Strikes.  The Columbia dissent’s principal argument about how the right to unionize will “wreak havoc” on education is that student workers might strike, or universities might lock out and/or permanently replace student workers.  There are few examples of graduate student strikes, and none (so far as I am aware) of universities locking out or permanently replacing striking teaching or research assistants or cafeteria workers.  The reason is obvious:  both the workers and the universities apparently feel there are better ways to resolve disputes.  Of course, grad students have from time to time gone on strike, as recalled by a New Yorker writer who remembered a two week grade strike when he was a Yale senior in 1996.  But what the Yale history shows is that workers can strike whether they have a legal right to do so or not.  Indeed, Congress enacted the NLRA in 1935 precisely because they thought requiring employers to negotiate with unhappy workers would provide a peaceful outlet for complaints about working conditions.
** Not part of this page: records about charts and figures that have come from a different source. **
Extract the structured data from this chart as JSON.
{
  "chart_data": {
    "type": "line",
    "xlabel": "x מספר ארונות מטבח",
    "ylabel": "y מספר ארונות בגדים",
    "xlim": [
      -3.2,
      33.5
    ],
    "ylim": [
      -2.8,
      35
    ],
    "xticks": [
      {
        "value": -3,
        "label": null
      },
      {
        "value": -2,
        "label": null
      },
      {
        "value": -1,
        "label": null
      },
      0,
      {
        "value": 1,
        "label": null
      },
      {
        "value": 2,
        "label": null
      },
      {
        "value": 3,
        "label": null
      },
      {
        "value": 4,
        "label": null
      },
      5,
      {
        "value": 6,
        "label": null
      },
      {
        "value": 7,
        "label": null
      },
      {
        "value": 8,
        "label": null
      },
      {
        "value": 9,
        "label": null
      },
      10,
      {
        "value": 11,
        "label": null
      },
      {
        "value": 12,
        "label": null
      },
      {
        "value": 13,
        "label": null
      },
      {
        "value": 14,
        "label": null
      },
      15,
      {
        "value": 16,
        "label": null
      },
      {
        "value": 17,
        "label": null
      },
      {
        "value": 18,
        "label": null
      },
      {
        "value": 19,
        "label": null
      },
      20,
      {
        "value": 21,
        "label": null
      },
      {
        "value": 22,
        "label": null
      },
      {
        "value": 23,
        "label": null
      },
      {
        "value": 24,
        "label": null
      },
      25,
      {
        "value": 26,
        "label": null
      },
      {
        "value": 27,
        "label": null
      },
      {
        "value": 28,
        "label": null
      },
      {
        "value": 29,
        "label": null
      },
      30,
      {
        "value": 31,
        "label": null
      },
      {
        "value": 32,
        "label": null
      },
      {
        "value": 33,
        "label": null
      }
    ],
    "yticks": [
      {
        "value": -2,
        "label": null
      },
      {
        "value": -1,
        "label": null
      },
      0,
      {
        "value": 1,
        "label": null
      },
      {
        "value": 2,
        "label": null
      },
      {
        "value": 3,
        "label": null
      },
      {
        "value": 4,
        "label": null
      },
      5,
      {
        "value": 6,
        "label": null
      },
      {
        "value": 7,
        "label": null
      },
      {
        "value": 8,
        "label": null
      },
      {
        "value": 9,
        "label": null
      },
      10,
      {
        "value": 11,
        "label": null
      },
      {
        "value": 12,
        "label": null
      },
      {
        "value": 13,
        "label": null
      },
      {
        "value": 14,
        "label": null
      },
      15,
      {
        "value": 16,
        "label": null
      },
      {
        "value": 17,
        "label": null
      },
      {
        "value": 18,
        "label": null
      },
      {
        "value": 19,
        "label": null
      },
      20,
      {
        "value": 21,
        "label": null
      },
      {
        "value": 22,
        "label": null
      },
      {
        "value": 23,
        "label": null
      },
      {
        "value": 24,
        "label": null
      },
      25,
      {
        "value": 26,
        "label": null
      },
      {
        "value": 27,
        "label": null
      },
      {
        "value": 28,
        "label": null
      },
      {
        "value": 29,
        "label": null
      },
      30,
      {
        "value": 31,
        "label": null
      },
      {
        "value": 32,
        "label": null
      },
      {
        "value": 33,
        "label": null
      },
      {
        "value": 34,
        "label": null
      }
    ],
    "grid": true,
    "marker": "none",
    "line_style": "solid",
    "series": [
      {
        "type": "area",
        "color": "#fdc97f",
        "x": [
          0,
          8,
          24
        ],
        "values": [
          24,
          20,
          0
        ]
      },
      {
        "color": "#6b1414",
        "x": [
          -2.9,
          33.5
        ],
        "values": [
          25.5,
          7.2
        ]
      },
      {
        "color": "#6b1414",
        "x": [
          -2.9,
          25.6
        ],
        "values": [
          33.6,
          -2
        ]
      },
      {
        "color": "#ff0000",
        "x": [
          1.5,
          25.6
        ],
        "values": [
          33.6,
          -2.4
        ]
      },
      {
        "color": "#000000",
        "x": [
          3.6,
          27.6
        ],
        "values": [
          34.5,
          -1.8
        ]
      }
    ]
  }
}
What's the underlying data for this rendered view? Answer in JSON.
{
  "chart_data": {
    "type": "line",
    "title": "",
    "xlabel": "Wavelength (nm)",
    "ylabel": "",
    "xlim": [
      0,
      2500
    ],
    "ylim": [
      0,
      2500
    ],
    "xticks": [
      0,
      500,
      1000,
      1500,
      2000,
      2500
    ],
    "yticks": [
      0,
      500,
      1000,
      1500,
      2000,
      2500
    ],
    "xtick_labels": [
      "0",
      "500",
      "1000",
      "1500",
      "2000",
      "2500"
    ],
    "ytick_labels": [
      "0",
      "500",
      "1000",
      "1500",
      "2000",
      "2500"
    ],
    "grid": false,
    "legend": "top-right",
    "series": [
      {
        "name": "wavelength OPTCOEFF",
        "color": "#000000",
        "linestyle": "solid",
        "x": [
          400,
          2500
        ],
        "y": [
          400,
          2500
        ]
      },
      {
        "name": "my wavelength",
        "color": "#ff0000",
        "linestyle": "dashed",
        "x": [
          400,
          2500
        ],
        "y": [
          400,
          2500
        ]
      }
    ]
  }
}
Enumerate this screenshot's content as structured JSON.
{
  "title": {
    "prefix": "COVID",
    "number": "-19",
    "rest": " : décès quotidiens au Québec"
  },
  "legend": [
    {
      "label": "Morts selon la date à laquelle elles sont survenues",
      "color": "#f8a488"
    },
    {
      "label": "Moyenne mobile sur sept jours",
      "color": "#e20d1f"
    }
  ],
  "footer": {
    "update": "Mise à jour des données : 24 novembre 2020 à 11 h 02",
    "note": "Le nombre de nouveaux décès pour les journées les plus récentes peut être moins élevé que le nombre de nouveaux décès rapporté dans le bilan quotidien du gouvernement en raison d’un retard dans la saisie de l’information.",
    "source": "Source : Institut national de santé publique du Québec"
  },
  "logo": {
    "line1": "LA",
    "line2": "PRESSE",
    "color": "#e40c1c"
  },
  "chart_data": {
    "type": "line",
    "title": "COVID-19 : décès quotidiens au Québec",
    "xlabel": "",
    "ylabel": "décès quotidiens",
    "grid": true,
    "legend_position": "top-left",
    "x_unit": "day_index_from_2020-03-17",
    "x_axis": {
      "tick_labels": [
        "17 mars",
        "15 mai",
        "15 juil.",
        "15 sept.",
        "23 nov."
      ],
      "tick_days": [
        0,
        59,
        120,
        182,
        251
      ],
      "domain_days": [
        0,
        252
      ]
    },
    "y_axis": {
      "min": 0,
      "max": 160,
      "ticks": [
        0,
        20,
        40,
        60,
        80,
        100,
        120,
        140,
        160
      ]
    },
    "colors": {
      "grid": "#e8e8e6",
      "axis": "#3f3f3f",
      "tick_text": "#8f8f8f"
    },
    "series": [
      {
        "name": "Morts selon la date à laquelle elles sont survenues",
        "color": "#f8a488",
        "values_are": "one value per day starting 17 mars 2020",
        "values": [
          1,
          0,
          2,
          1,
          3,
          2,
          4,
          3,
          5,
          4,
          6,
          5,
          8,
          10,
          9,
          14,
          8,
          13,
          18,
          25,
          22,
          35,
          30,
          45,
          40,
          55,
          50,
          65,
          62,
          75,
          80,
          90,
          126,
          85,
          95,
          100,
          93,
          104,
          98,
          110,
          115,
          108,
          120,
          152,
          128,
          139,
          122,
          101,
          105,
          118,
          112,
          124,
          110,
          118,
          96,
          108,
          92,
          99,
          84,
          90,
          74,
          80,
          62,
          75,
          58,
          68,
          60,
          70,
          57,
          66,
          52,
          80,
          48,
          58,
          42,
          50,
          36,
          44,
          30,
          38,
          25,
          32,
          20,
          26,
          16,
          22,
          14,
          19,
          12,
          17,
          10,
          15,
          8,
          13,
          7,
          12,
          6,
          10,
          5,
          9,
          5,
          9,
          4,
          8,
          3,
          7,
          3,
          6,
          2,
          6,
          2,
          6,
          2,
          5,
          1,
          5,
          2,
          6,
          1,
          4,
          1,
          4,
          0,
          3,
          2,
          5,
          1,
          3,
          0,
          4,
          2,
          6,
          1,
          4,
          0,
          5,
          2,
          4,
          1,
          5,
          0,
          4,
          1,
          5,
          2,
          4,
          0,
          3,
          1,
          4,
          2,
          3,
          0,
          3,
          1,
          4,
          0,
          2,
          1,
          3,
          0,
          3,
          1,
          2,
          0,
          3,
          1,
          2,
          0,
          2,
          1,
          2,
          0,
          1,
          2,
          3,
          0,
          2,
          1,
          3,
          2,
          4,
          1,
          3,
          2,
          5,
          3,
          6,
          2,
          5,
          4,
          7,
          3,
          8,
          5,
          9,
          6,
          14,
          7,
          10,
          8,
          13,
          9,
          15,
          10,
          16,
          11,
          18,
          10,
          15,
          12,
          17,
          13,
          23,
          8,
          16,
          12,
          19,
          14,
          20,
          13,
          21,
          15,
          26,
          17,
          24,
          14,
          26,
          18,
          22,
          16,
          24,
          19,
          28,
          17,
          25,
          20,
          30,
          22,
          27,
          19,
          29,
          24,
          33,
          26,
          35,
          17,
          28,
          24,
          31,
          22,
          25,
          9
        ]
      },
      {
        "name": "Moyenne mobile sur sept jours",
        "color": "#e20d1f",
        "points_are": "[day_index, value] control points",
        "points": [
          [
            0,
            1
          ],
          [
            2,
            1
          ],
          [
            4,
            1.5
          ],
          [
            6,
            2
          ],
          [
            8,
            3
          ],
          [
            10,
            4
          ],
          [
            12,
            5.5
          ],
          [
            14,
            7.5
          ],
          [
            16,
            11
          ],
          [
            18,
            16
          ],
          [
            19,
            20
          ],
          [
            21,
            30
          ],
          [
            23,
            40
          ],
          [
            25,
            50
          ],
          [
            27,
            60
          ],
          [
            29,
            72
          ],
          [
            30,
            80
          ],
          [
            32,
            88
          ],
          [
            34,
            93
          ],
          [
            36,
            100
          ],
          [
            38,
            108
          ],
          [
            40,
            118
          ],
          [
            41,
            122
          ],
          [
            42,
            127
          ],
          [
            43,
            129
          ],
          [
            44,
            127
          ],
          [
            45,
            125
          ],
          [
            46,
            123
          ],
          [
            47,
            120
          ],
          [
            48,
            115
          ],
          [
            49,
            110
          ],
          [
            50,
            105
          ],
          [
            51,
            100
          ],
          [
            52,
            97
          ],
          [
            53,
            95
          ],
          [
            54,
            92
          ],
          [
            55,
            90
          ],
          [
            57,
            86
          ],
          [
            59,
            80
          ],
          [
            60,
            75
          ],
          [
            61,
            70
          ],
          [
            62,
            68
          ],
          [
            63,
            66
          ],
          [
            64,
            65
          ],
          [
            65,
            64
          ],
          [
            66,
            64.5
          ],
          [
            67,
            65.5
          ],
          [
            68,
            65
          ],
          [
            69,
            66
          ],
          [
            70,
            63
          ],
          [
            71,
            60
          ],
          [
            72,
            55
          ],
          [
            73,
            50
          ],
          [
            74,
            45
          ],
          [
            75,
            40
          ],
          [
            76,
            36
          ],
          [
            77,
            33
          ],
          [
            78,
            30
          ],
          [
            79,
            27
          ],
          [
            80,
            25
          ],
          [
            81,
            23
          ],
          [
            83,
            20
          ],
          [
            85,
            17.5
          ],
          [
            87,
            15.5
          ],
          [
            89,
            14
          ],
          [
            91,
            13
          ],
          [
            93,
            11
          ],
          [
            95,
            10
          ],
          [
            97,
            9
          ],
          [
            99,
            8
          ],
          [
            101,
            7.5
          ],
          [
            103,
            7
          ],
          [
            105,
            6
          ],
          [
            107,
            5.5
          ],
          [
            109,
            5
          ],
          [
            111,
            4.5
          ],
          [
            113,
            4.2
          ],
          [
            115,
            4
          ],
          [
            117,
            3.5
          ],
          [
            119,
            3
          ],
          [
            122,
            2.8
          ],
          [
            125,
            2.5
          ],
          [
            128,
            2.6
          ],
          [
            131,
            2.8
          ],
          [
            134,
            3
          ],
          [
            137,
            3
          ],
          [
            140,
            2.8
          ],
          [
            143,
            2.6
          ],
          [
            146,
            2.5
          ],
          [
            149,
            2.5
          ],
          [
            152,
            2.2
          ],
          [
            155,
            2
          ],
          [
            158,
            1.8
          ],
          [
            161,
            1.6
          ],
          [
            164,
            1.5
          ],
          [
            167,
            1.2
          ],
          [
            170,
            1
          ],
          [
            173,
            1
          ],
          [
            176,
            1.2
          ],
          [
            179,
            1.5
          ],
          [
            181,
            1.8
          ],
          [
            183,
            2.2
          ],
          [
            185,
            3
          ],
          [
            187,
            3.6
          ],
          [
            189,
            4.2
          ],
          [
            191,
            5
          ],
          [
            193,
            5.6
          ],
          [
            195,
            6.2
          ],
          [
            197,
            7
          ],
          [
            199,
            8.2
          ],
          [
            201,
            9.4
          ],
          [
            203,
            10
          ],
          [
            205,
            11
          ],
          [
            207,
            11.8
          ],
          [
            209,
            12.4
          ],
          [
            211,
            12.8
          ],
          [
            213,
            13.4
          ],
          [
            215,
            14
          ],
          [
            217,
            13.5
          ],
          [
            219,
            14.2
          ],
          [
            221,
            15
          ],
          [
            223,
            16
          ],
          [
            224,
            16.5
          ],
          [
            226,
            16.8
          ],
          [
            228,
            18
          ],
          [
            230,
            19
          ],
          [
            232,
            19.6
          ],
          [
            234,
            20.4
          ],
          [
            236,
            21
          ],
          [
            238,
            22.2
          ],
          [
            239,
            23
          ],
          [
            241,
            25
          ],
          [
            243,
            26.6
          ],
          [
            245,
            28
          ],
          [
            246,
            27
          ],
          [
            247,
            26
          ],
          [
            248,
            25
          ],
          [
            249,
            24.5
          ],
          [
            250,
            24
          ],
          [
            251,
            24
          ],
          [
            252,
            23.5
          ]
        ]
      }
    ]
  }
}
Intellectual and short-term employment.  A final argument made by the Columbia dissenter is “the inappropriateness of blindly imposing collective bargaining and the rest of the NLRA on students in the academic world” because, he says, “instruction-related positions do not turn the academic institution they attend into something that can fairly be characterized as a workplace” and because there is frequent turnover in student employment.  Graduate student unionizing has caught on precisely because the pay and benefits grad students receive for teaching, research, and working in labs matters.  Intellectual work is work nonetheless, especially for those who depend on it for their livelihood.  Eighty years ago, when screen writers sought to unionize, the movie studios argued that they weren’t employees because they worked for short periods, often at odd hours, with little supervision, doing work that could not be standardized, and many were highly paid.  The NLRB rejected those arguments, finding that the short-term nature of the work and frequent turnover weren’t much different from construction work, and intellectual and collaborative workers had the same concerns about money as factory workers.  And so collective bargaining has worked in Hollywood ever since, just as it has in the university where I teach.